Once upon a time, your diarist played rugby. That’s the original Rugby Union version, not Rugby League which was invented to keep English labourers out of the ale houses of a weekend and then migrated to that working class haven, Australia. We played fly-half (No 10) until one too many “forget the scrum-half, get the next bloke” tactical plays by opposing sides encouraged the view that squash might be a safer sport.

But love of the game lingers (you never really lose it) so we browse a number of rugby sites – the Wallabies, the Queensland Reds and Scotland are favourites, along with an historical affinity with the Springboks – including a Facebook page maintained by the Bali Rugby Club.

There, the other day, we noticed a post by BRC president Nick Mesritz, who shapes surfboards for a living and is from the land of the magical Haka.
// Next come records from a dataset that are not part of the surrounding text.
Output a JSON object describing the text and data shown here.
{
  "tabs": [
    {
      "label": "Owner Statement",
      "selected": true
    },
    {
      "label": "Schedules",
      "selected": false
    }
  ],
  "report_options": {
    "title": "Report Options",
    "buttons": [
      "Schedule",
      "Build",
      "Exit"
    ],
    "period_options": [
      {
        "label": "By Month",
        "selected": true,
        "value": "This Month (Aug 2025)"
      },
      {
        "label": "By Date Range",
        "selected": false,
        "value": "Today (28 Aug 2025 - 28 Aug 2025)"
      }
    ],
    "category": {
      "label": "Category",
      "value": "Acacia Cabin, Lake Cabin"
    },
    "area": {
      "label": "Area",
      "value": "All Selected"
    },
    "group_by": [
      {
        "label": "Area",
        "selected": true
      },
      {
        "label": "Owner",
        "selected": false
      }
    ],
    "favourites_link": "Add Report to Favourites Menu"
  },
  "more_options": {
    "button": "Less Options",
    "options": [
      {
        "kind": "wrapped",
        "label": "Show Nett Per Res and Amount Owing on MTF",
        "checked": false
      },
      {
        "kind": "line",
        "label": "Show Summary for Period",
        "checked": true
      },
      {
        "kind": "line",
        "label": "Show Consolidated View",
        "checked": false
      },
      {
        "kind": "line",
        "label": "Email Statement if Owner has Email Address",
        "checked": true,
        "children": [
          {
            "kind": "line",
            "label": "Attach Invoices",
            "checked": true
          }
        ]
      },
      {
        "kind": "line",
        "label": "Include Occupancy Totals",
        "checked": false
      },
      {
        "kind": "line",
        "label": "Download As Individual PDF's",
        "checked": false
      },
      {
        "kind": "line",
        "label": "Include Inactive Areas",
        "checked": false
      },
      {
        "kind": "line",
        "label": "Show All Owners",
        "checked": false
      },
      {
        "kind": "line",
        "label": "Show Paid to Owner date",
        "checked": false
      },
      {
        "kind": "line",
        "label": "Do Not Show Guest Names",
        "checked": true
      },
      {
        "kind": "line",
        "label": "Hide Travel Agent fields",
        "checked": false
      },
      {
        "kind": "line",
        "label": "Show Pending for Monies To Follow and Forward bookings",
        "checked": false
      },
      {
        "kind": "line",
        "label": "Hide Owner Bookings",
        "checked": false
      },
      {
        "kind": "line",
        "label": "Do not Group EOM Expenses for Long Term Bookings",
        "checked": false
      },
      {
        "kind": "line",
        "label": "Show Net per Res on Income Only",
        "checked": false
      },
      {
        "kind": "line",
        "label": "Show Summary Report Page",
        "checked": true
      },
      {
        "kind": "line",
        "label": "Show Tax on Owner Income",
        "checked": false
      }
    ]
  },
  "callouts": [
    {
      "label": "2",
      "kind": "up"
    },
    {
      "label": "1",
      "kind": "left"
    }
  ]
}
It quoted All Black prop Owen Franks on his upcoming pre-season training: “The training programmes are brutal and lonely – the onus is on the individual to be responsible for their fitness and follow an aerobic and strength programme that will include sprint repeats, hill work, gym work and agility sessions.”

We could suggest that’s not unlike the daily fitness regime here at The Cage. But we’d be straying a little too far from the literal truth.

All Abuzz

Brisbane in Queensland is a fine place to formerly call home. It’s Australia’s third largest capital city (population 2 million-plus) so it comes with all mod cons, and since it sits happily on 27 S its winters, while locally remarkable, barely pass even the fringe chill test. It’s a great place for Garuda to fly to from Bali – again, after its five-year bottom-line disappearing act – and those additional services from later next year will widen opportunities to stage brief returns, something The Diary has missed.
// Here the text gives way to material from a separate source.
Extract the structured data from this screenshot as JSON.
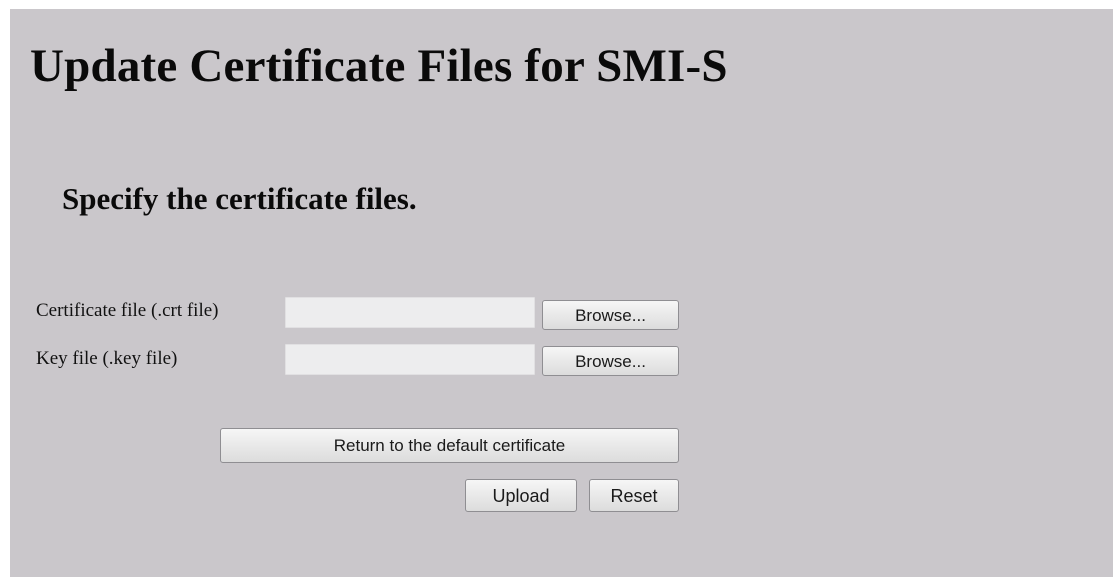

But we’ve kept in touch, among other things by way of the vibrant Brisbane Institute, a body that commenced operations some years ago under the benevolent editorial gaze of your diarist. Thus we learned recently that with the appointment of its first Chief Digital Officer, the city joined New York as one of the few conurbations in the world to have its own local government digital champion. It’s part of the Brisbane City Council’s ambition to position Brisbane as Australia’s new world city.

The Queensland capital, while still the butt of jealous jokes from effete southerners, has always been in the lead on technology. It had the first computer in the southern hemisphere, in 1962. In those pre-nano days, the monster had to arrive by ship.

Ties That Bind

Hector’s helper – the chap who’s not just a virtual cockatoo – spends a little time on Facebook, as some of his closer acquaintances have been known to note, on occasion testily. One of these, the Distaff, was recently further underwhelmed at finding herself newly in his profile picture. She won’t have a bar of Facebook, Herself.
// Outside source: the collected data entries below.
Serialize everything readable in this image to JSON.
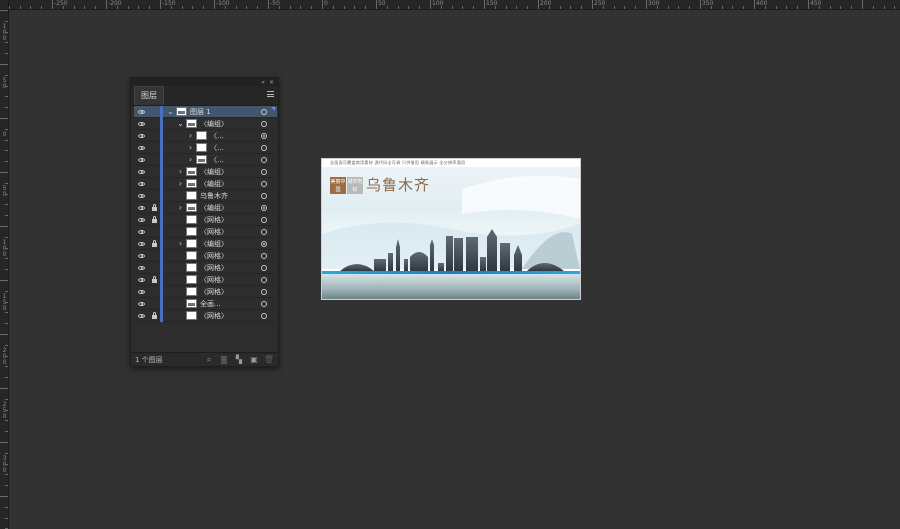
{
  "ruler_top_labels": [
    "-250",
    "-200",
    "-150",
    "-100",
    "-50",
    "0",
    "50",
    "100",
    "150",
    "200",
    "250",
    "300",
    "350",
    "400",
    "450"
  ],
  "ruler_left_labels": [
    "1 0 0",
    "5 0",
    "0",
    "5 0",
    "1 0 0",
    "1 5 0",
    "2 0 0",
    "2 5 0",
    "3 0 0"
  ],
  "panel": {
    "collapse_glyph": "«",
    "close_glyph": "×",
    "tab_label": "图层",
    "layers": [
      {
        "name": "图层 1",
        "twirl": "⌄",
        "thumb": "sky",
        "lock": false,
        "target": "ring",
        "selected": true,
        "indent": 0
      },
      {
        "name": "〈编组〉",
        "twirl": "⌄",
        "thumb": "sky",
        "lock": false,
        "target": "ring",
        "selected": false,
        "indent": 1
      },
      {
        "name": "〈...",
        "twirl": "›",
        "thumb": "plain",
        "lock": false,
        "target": "dot",
        "selected": false,
        "indent": 2
      },
      {
        "name": "〈...",
        "twirl": "›",
        "thumb": "plain",
        "lock": false,
        "target": "ring",
        "selected": false,
        "indent": 2
      },
      {
        "name": "〈...",
        "twirl": "›",
        "thumb": "sky",
        "lock": false,
        "target": "ring",
        "selected": false,
        "indent": 2
      },
      {
        "name": "〈编组〉",
        "twirl": "›",
        "thumb": "sky",
        "lock": false,
        "target": "ring",
        "selected": false,
        "indent": 1
      },
      {
        "name": "〈编组〉",
        "twirl": "›",
        "thumb": "sky",
        "lock": false,
        "target": "ring",
        "selected": false,
        "indent": 1
      },
      {
        "name": "乌鲁木齐",
        "twirl": "",
        "thumb": "plain",
        "lock": false,
        "target": "ring",
        "selected": false,
        "indent": 1
      },
      {
        "name": "〈编组〉",
        "twirl": "›",
        "thumb": "sky",
        "lock": true,
        "target": "dot",
        "selected": false,
        "indent": 1
      },
      {
        "name": "〈网格〉",
        "twirl": "",
        "thumb": "plain",
        "lock": true,
        "target": "ring",
        "selected": false,
        "indent": 1
      },
      {
        "name": "〈网格〉",
        "twirl": "",
        "thumb": "plain",
        "lock": false,
        "target": "ring",
        "selected": false,
        "indent": 1
      },
      {
        "name": "〈编组〉",
        "twirl": "›",
        "thumb": "plain",
        "lock": true,
        "target": "dot",
        "selected": false,
        "indent": 1
      },
      {
        "name": "〈网格〉",
        "twirl": "",
        "thumb": "plain",
        "lock": false,
        "target": "ring",
        "selected": false,
        "indent": 1
      },
      {
        "name": "〈网格〉",
        "twirl": "",
        "thumb": "plain",
        "lock": false,
        "target": "ring",
        "selected": false,
        "indent": 1
      },
      {
        "name": "〈网格〉",
        "twirl": "",
        "thumb": "plain",
        "lock": true,
        "target": "ring",
        "selected": false,
        "indent": 1
      },
      {
        "name": "〈网格〉",
        "twirl": "",
        "thumb": "plain",
        "lock": false,
        "target": "ring",
        "selected": false,
        "indent": 1
      },
      {
        "name": "全画...",
        "twirl": "",
        "thumb": "sky",
        "lock": false,
        "target": "ring",
        "selected": false,
        "indent": 1
      },
      {
        "name": "〈网格〉",
        "twirl": "",
        "thumb": "plain",
        "lock": true,
        "target": "ring",
        "selected": false,
        "indent": 1
      }
    ],
    "footer": {
      "count_label": "1 个图层",
      "icons": [
        {
          "name": "search-layer-icon",
          "glyph": "⌕",
          "dim": false
        },
        {
          "name": "make-clipping-mask-icon",
          "glyph": "◙",
          "dim": true
        },
        {
          "name": "new-sublayer-icon",
          "glyph": "▚",
          "dim": false
        },
        {
          "name": "new-layer-icon",
          "glyph": "▣",
          "dim": false
        },
        {
          "name": "delete-layer-icon",
          "glyph": "🗑",
          "dim": true
        }
      ]
    }
  },
  "artboard": {
    "caption": "全画面可覆盖商用素材  源代码全可调  只供借用  精致展示  全分辨率通用",
    "badge_a": "美丽中国",
    "badge_b": "城市地标",
    "city_name": "乌鲁木齐"
  },
  "colors": {
    "layer_color_bar": "#4a6fc2",
    "selected_row": "#44566c",
    "accent_band": "#1c7ec2",
    "city_name": "#8a6a4a"
  }
}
It’s a nice photo, one from the files from 1994, and it was placed there because while Facebook allows one to proclaim a marital state, it won’t allow any visual or verbal reference to the name of that propinquity unless they are also an FB user. When dealing with the many unknowns of cyberspace, there are sensible reasons to provide concrete evidence of the presence of a Significant Other.

What’s really interesting, however, is that while selecting files for a series of down the years photos for possible profile use, the eye fell upon another, from 1996, only two years later. The Distaff had completely changed: she’d been to the gym or something, was clad in an outfit of a very outré hue, and had changed her hairstyle. But Hector’s helper, non-fashion statement that he remains, was still carrying the same old kilos and wearing the same blazer and tie.

Feasting Note

On Dec. 25, as every year, we mark the Christian anniversary of the birth of  one of Islam’s important prophets, Isa al Mahdi, the Messiah. The birthday is notional, naturally, since the early Christians merely co-opted existing pagan feasts. Easter (from the Greek pagan god Oestre) was the old Northern Hemisphere Spring fertility celebration.  The midwinter stave-off-starvation feast became Christmas, marking the birth of Jesus. But myths and the complex liturgies that religious scholars spin from them are what make the world and its belief systems go round, after all.

So Merry Christmas! We’ll save the “Happy New Year!” for the next edition.